"Haklarına seyirci kaldı Türk kadını... Az gidip, uz gidip bir arpa boyu bile yol gidemesek de, Anayasa’da yer alan 'eşitlik' kavramı dahi tartışılır hale gelse de,
Kaç çocuğu, hangi yöntemle doğuracağından, nasıl edepli olacağına kadar yapması gerekenler her gün sıralansa da...
Nüfusun yarısını oluşturmalarına rağmen halen, siyaset, çalışma, eğitim gibi alanlarda toplumsal şiddete maruz kalınsa da...
Kadınların her şeyi; kahkahası, doğurması, çalışması, giyimi, sorun olarak görülüyor olsa da...
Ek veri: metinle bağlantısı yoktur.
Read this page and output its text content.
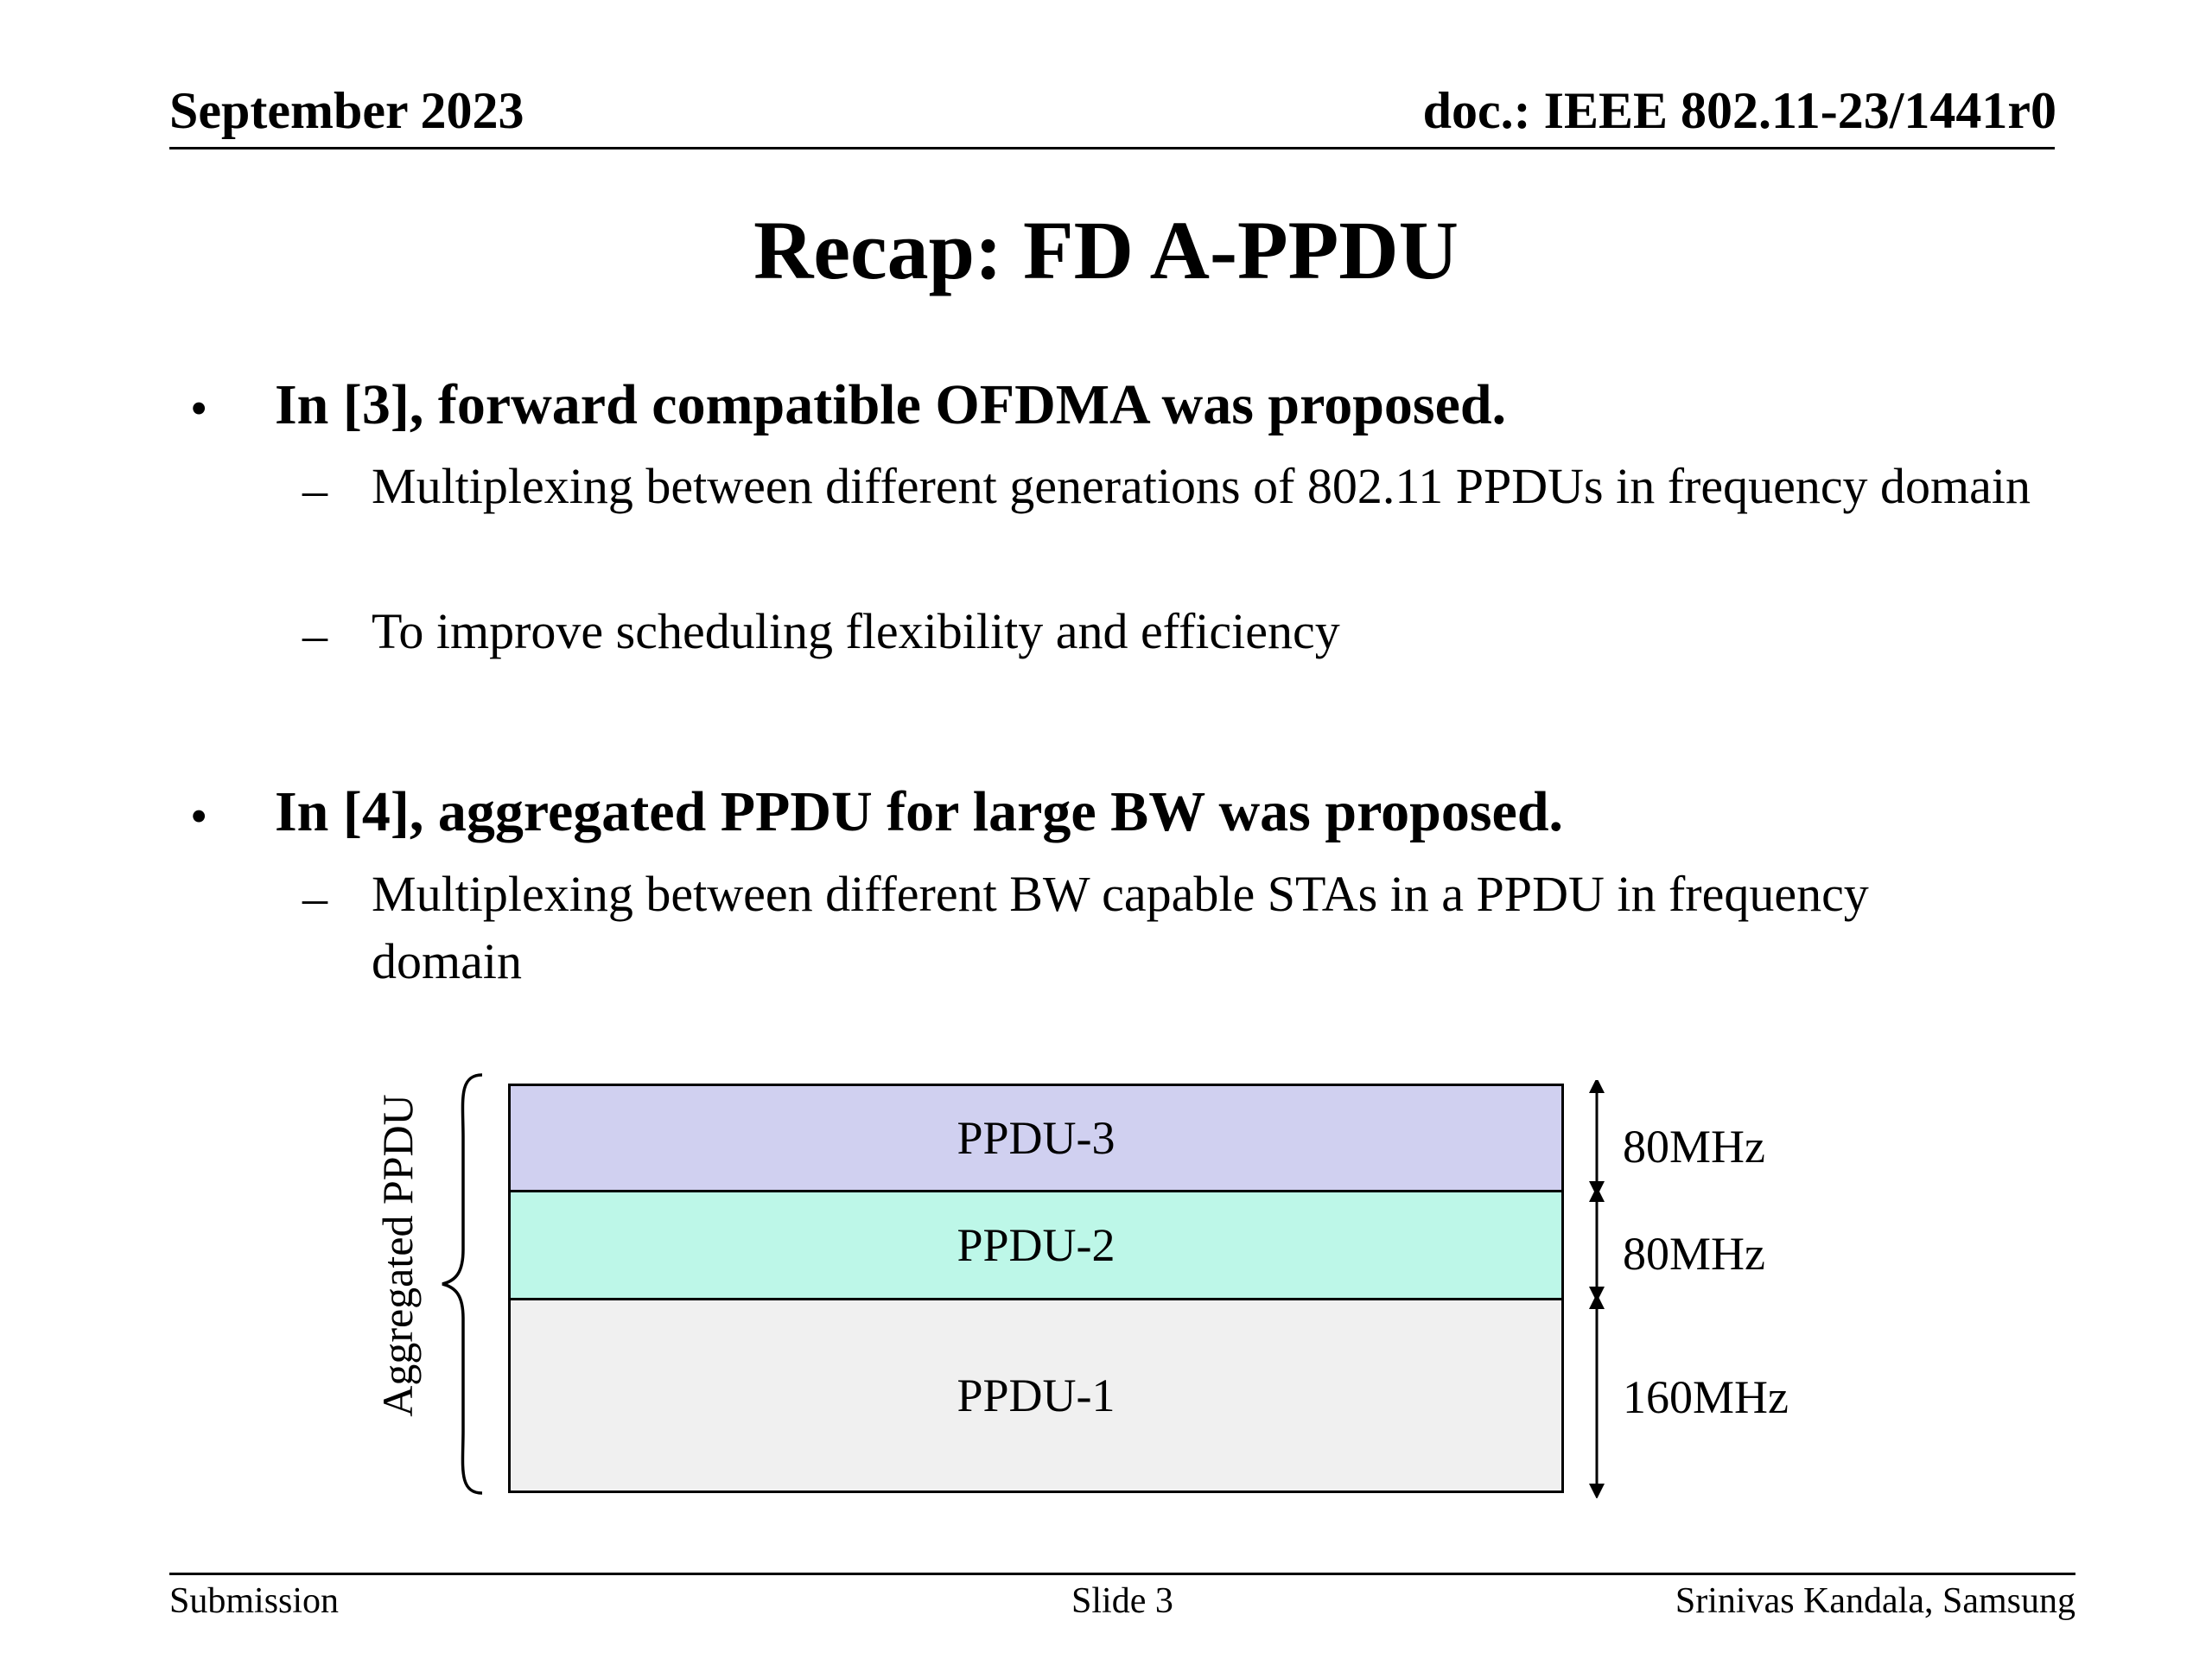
September 2023	doc.: IEEE 802.11-23/1441r0
Recap: FD A-PPDU
• In [3], forward compatible OFDMA was proposed.
– Multiplexing between different generations of 802.11 PPDUs in frequency domain
– To improve scheduling flexibility and efficiency
• In [4], aggregated PPDU for large BW was proposed.
– Multiplexing between different BW capable STAs in a PPDU in frequency domain
Aggregated PPDU	PPDU-3
PPDU-2
PPDU-1
80MHz
80MHz
160MHz
Submission	Slide 3	Srinivas Kandala, Samsung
'Kadın ile erkeği eşit konuma getiremezsiniz çünkü fıtrata terstir' denilip, süreç hızla daha geriye götürülse de, UMUDUNU KAYBETME...
'Cahildirler kadından üstün olduğunu sananlar' diyor Mevlana,
'Kadın, bilmeyene nefs, bilene nefestir' diyor Şems-i Tebrizi.
Bir kadın gittiğinde ne çok kişi gider aslında; Bir ağır işçi, bir aşçı, bir bakıcı, bir bahçıvan, bir muhasebeci, bir anne gider...
Bir dost, bir arkadaş, bir sevgili...
Ne çok kişi yok olur bir kadın gittiğinde...
Unutulmamalı ki, kadınların zorla geride tutulduğu ülkelerde; Ne refah, ne demokrasi, ne de barış olur.
Kadınlar Günümüz kutlu ve yarınlara dair umutlu olsun."